Cataracts are often detected at birth. There are no other consequences of the gene mutation.
The biochemical mechanism(s) causing the cataracts is unknown. However, individuals with a specific configuration of the iI blood group in which the fetal form persists into adulthood are susceptible (particularly Asians) to the development of cataracts.
This type of cataract requires that both copies of a specific gene are changed (mutated). Carrier parents with only one mutation do not have cataracts but if both such parents contribute a single mutation the child who inherits these will likely have cataracts. The risk for each child of such a couple is 25%.

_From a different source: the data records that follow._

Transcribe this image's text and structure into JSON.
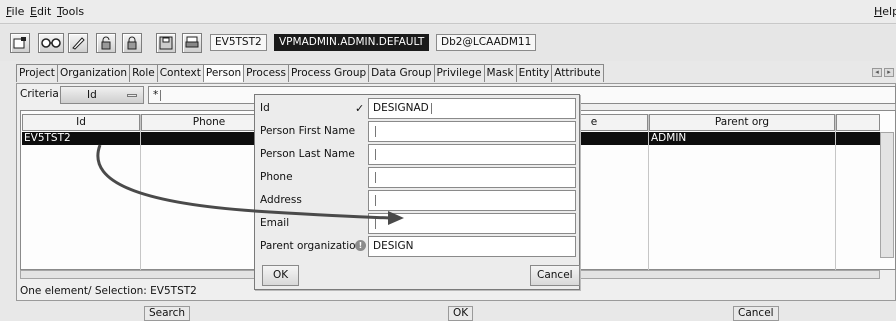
{
  "menubar": {
    "file": "File",
    "edit": "Edit",
    "tools": "Tools",
    "help": "Help"
  },
  "toolbar": {
    "icons": [
      "new-icon",
      "glasses-icon",
      "edit-icon",
      "lock-icon",
      "unlock-icon",
      "save-icon",
      "print-icon"
    ],
    "user": "EV5TST2",
    "context": "VPMADMIN.ADMIN.DEFAULT",
    "database": "Db2@LCAADM11"
  },
  "tabs": [
    "Project",
    "Organization",
    "Role",
    "Context",
    "Person",
    "Process",
    "Process Group",
    "Data Group",
    "Privilege",
    "Mask",
    "Entity",
    "Attribute"
  ],
  "active_tab": "Person",
  "criteria": {
    "label": "Criteria:",
    "field": "Id",
    "value": "*"
  },
  "table": {
    "columns": {
      "id": "Id",
      "phone": "Phone",
      "email_partial": "e",
      "parent_org": "Parent org"
    },
    "row": {
      "id": "EV5TST2",
      "parent_org": "ADMIN"
    }
  },
  "status": "One element/ Selection: EV5TST2",
  "bottom_buttons": {
    "search": "Search",
    "ok": "OK",
    "cancel": "Cancel"
  },
  "dialog": {
    "labels": {
      "id": "Id",
      "first_name": "Person First Name",
      "last_name": "Person Last Name",
      "phone": "Phone",
      "address": "Address",
      "email": "Email",
      "parent_org": "Parent organization"
    },
    "values": {
      "id": "DESIGNAD",
      "parent_org": "DESIGN"
    },
    "ok": "OK",
    "cancel": "Cancel"
  }
}
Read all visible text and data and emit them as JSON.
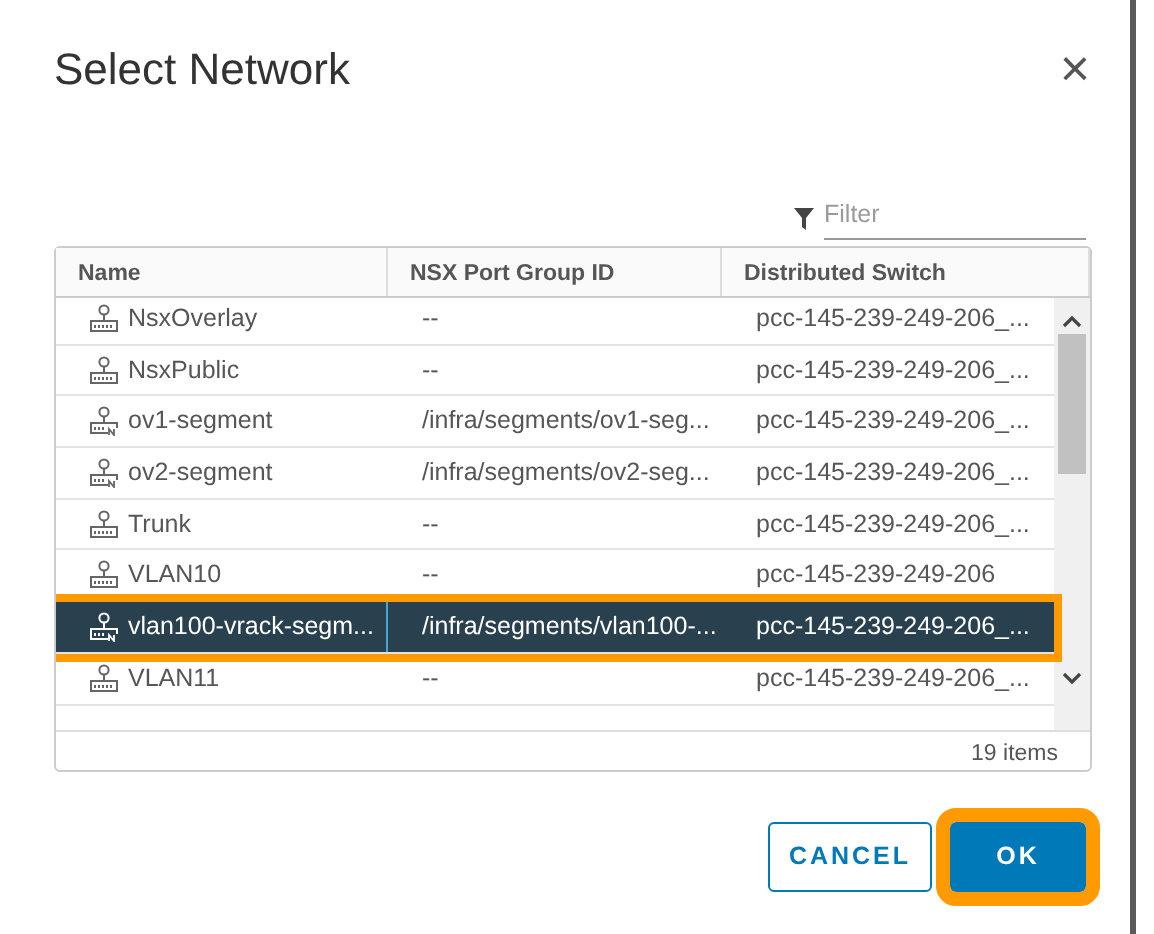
{
  "dialog": {
    "title": "Select Network",
    "close": "×"
  },
  "filter": {
    "placeholder": "Filter"
  },
  "table": {
    "columns": [
      "Name",
      "NSX Port Group ID",
      "Distributed Switch"
    ],
    "rows": [
      {
        "kind": "portgroup",
        "name": "NsxOverlay",
        "port_group_id": "--",
        "switch": "pcc-145-239-249-206_...",
        "selected": false,
        "highlighted": false
      },
      {
        "kind": "portgroup",
        "name": "NsxPublic",
        "port_group_id": "--",
        "switch": "pcc-145-239-249-206_...",
        "selected": false,
        "highlighted": false
      },
      {
        "kind": "segment",
        "name": "ov1-segment",
        "port_group_id": "/infra/segments/ov1-seg...",
        "switch": "pcc-145-239-249-206_...",
        "selected": false,
        "highlighted": false
      },
      {
        "kind": "segment",
        "name": "ov2-segment",
        "port_group_id": "/infra/segments/ov2-seg...",
        "switch": "pcc-145-239-249-206_...",
        "selected": false,
        "highlighted": false
      },
      {
        "kind": "portgroup",
        "name": "Trunk",
        "port_group_id": "--",
        "switch": "pcc-145-239-249-206_...",
        "selected": false,
        "highlighted": false
      },
      {
        "kind": "portgroup",
        "name": "VLAN10",
        "port_group_id": "--",
        "switch": "pcc-145-239-249-206",
        "selected": false,
        "highlighted": false
      },
      {
        "kind": "segment",
        "name": "vlan100-vrack-segm...",
        "port_group_id": "/infra/segments/vlan100-...",
        "switch": "pcc-145-239-249-206_...",
        "selected": true,
        "highlighted": true
      },
      {
        "kind": "portgroup",
        "name": "VLAN11",
        "port_group_id": "--",
        "switch": "pcc-145-239-249-206_...",
        "selected": false,
        "highlighted": false
      }
    ],
    "footer": "19 items"
  },
  "buttons": [
    {
      "kind": "outline",
      "label": "CANCEL",
      "highlighted": false
    },
    {
      "kind": "primary",
      "label": "OK",
      "highlighted": true
    }
  ]
}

The diagnosis of cataracts is usually made by an ophthalmologist following the detection of a white appearance of the pupil by pediatricians or others. A complete eye examination is necessary since there are other causes of a white pupillary reflex, among them tumors such as a retinoblastoma (tumor of the retina).
The general prognosis is good since there are no other signs in the rest of the body. Congenital cataracts if sufficiently dense need to be surgically removed as soon as possible to prevent a lazy eye (amblyopia).